The 2000 vintage of Mouton is 5.7 percent below the peak of 10,400 pounds at which it traded in June 2011 as Chinese demand for Bordeaux first growths was still driving prices.
The 2000 Mouton still ranks as the Pauillac estate’s most-expensive wine of the past 30 years, according to merchant prices collated by Liv-ex on its Cellar Watch website. It is trading at more than quadruple the level of 2,300 pounds for which it sold on Liv-ex in August 2003.
The 2000 Mouton was given a rating of 96+ points on a 100-point scale by U.S. wine critic Robert Parker in an online tasting note in June 2010, putting it among the estate’s five top-scoring wines of the past 15 years, according to data on the eRobertParker.com website.
Mouton Rothschild has 84 hectares (208 acres) planted with red-grape vines.
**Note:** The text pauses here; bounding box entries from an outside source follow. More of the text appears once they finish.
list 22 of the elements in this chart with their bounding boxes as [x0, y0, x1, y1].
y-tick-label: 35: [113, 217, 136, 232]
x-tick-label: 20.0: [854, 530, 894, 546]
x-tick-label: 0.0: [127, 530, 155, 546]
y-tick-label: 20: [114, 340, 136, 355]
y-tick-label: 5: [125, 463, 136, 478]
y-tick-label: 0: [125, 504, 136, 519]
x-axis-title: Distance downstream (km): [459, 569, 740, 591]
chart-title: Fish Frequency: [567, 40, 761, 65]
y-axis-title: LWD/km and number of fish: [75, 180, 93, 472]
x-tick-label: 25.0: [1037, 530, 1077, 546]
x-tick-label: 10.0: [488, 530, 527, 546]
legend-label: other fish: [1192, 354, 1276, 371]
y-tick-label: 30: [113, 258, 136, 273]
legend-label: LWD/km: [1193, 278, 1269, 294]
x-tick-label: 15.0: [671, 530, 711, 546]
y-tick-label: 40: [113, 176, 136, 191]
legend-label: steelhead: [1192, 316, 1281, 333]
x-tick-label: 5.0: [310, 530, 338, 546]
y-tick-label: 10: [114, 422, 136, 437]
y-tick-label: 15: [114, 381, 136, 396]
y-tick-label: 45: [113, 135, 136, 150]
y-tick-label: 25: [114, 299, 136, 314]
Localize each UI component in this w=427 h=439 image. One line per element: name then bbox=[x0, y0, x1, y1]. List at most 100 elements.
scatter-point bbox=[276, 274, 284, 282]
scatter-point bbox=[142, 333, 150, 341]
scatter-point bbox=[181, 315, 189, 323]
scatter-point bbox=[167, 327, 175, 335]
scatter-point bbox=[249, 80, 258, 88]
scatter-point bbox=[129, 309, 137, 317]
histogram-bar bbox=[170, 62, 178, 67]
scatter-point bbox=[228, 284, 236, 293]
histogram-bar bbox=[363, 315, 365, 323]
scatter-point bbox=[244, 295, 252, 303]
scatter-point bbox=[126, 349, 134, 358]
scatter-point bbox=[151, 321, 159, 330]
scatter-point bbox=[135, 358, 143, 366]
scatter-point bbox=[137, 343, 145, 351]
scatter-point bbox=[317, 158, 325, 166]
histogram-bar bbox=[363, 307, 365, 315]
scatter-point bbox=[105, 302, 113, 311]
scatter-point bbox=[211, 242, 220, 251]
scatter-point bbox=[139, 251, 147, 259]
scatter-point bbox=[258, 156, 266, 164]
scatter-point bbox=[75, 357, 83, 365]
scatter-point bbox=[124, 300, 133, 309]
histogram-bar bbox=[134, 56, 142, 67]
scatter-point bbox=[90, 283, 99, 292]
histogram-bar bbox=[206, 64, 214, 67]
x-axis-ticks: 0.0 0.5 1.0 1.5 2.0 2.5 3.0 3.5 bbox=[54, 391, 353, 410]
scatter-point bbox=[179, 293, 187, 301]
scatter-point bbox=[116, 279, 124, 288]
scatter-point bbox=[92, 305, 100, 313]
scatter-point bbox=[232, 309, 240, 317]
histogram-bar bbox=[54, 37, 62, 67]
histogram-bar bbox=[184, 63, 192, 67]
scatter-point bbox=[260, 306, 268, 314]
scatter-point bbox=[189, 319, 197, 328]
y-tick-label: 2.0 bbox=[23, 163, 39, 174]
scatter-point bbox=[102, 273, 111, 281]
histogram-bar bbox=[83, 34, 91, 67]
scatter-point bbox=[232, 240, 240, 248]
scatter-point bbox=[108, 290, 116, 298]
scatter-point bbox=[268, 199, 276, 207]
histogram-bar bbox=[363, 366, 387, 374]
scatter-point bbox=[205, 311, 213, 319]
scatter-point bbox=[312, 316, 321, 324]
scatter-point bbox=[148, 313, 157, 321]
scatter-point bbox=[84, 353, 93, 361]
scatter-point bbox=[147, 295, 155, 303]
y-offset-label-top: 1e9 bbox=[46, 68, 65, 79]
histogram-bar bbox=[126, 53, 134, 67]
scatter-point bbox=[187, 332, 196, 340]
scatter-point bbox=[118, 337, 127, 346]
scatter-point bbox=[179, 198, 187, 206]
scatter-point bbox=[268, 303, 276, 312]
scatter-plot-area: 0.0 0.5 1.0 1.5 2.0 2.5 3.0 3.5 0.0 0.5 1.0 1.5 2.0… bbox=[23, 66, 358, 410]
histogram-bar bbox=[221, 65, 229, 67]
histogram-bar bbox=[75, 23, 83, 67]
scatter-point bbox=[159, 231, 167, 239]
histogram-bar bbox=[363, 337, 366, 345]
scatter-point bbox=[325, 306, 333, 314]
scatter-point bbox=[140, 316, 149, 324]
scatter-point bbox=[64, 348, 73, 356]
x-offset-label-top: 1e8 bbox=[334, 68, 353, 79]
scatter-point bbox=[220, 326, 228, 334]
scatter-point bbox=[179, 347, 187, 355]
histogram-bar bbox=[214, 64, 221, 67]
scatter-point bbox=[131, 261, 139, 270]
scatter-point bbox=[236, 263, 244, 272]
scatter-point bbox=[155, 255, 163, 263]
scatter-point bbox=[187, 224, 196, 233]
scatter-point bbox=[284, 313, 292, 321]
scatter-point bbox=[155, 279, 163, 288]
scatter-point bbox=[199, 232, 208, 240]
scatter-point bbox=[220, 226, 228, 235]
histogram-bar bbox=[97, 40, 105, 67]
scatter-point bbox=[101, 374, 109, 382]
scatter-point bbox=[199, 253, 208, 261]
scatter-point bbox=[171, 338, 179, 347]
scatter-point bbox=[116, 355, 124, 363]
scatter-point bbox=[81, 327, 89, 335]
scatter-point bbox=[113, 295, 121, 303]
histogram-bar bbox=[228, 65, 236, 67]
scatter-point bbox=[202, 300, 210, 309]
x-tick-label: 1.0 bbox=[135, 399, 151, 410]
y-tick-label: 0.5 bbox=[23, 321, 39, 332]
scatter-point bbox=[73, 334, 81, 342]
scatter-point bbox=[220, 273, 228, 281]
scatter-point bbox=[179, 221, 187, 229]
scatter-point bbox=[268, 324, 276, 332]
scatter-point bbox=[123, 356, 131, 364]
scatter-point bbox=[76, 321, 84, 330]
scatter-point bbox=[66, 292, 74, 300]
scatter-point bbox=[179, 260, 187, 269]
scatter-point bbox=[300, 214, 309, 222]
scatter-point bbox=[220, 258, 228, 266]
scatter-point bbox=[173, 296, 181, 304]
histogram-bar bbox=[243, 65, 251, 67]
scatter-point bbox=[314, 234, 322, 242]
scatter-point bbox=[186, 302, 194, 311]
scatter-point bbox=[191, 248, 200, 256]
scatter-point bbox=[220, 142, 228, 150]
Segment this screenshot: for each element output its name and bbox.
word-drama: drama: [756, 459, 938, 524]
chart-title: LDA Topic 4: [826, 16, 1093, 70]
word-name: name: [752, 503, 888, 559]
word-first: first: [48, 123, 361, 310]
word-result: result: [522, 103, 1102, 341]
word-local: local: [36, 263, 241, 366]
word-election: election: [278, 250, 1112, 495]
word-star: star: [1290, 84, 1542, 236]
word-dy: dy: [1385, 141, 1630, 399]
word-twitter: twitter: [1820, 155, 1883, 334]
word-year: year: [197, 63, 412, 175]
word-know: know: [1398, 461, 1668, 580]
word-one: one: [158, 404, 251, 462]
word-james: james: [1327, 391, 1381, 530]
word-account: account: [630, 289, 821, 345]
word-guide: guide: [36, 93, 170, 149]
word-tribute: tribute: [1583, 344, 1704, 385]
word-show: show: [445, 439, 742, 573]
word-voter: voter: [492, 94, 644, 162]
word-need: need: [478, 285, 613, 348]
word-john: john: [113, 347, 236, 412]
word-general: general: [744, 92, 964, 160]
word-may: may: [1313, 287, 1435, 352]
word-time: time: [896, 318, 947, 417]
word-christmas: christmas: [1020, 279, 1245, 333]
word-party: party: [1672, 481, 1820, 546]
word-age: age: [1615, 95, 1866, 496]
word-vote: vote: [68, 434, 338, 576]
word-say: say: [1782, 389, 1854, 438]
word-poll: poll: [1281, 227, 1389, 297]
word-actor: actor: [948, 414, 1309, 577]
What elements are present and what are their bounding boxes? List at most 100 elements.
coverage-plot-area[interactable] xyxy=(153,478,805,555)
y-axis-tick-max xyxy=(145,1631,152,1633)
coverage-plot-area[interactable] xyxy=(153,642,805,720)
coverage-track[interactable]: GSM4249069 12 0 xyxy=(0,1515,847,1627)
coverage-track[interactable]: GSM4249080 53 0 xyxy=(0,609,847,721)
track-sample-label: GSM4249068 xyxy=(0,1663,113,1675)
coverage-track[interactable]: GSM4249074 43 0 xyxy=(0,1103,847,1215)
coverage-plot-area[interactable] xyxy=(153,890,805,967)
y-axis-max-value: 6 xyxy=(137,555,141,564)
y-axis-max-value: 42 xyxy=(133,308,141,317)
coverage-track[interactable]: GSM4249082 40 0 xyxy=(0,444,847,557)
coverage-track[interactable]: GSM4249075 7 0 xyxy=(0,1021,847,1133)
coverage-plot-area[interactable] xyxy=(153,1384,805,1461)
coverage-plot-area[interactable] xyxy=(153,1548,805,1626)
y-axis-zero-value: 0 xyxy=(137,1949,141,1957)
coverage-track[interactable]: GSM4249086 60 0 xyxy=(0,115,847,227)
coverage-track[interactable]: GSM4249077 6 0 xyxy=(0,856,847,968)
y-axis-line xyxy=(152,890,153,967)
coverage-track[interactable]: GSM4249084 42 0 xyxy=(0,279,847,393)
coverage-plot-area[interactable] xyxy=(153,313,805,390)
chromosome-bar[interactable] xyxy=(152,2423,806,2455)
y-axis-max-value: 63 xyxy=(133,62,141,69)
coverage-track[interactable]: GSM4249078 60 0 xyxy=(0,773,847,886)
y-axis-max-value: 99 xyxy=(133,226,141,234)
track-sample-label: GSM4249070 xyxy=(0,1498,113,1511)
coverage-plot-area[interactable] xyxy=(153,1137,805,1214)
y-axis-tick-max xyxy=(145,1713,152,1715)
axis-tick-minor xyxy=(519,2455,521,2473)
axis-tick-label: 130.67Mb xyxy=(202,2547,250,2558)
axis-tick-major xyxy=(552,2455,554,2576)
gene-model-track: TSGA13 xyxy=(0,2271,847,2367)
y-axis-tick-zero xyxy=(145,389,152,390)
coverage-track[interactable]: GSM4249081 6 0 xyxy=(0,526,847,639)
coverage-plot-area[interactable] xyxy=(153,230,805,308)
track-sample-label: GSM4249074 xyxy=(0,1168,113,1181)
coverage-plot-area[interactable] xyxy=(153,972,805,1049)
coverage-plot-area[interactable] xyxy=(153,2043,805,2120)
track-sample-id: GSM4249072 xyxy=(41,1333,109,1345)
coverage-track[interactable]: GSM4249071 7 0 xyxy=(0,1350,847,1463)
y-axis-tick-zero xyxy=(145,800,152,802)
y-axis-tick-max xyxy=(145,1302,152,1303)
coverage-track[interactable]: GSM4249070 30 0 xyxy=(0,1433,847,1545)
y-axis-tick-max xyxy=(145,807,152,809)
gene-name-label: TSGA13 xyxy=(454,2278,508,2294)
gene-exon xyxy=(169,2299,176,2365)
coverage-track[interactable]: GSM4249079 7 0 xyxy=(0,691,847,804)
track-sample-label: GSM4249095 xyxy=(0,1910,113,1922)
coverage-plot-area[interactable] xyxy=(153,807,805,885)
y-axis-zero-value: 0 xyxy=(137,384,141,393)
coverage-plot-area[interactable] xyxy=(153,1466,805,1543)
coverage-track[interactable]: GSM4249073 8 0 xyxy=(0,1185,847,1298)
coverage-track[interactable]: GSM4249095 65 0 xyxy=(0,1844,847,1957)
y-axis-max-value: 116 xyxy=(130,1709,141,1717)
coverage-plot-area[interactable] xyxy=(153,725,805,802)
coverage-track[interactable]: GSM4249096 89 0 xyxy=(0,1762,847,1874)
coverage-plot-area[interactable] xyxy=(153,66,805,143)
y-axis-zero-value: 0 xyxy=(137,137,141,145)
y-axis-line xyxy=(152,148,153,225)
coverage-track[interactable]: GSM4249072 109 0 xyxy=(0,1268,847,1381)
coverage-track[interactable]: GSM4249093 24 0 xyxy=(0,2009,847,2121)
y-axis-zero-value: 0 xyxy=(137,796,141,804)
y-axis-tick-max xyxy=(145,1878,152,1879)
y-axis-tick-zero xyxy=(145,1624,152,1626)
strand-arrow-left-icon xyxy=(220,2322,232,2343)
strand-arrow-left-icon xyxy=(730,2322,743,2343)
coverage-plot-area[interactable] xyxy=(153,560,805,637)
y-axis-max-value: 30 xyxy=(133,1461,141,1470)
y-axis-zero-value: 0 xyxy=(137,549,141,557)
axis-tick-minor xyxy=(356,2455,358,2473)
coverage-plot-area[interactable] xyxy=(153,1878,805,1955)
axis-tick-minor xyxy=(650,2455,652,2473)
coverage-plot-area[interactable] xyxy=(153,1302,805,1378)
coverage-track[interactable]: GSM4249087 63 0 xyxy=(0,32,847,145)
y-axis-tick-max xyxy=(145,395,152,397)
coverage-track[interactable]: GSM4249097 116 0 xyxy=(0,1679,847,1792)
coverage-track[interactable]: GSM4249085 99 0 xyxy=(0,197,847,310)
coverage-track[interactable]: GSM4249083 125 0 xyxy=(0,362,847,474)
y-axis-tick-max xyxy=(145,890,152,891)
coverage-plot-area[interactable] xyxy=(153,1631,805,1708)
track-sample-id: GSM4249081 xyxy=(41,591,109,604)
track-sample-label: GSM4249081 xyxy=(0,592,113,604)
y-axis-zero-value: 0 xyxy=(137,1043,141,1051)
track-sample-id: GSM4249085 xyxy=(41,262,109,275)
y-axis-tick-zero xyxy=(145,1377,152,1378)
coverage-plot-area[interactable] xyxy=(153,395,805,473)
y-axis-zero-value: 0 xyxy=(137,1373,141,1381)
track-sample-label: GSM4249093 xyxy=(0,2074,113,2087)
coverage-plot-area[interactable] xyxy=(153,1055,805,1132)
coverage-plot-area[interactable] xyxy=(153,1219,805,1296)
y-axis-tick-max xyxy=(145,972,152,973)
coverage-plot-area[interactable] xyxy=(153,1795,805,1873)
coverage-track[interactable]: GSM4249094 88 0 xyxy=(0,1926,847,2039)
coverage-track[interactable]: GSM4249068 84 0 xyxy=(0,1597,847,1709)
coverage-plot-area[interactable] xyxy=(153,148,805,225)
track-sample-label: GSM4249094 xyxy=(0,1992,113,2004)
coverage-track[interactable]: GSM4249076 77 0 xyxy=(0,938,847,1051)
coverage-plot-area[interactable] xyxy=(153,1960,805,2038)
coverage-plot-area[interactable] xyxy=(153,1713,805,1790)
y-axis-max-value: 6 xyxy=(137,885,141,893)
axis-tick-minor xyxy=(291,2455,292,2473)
The vines have an average age of 44 years and are planted at a density of 10,000 per hectare, according to Mouton’s website.
The vineyard, owned by Baron Philippe de Rothschild SA, was promoted in 1973 to the ranks of the top Bordeaux first-growth estates on the left bank of the Gironde estuary, joining the four other estates designated in the classification drawn up for Napoleon III’s 1855 Paris Exhibition.
Mouton has been under the control of the Rothschild family since being acquired by Baron Nathaniel de Rothschild in 1853. The property was developed extensively by Baron Philippe, who ran the estate from 1922 until his death in 1988, and since then has been managed by his daughter Philippine.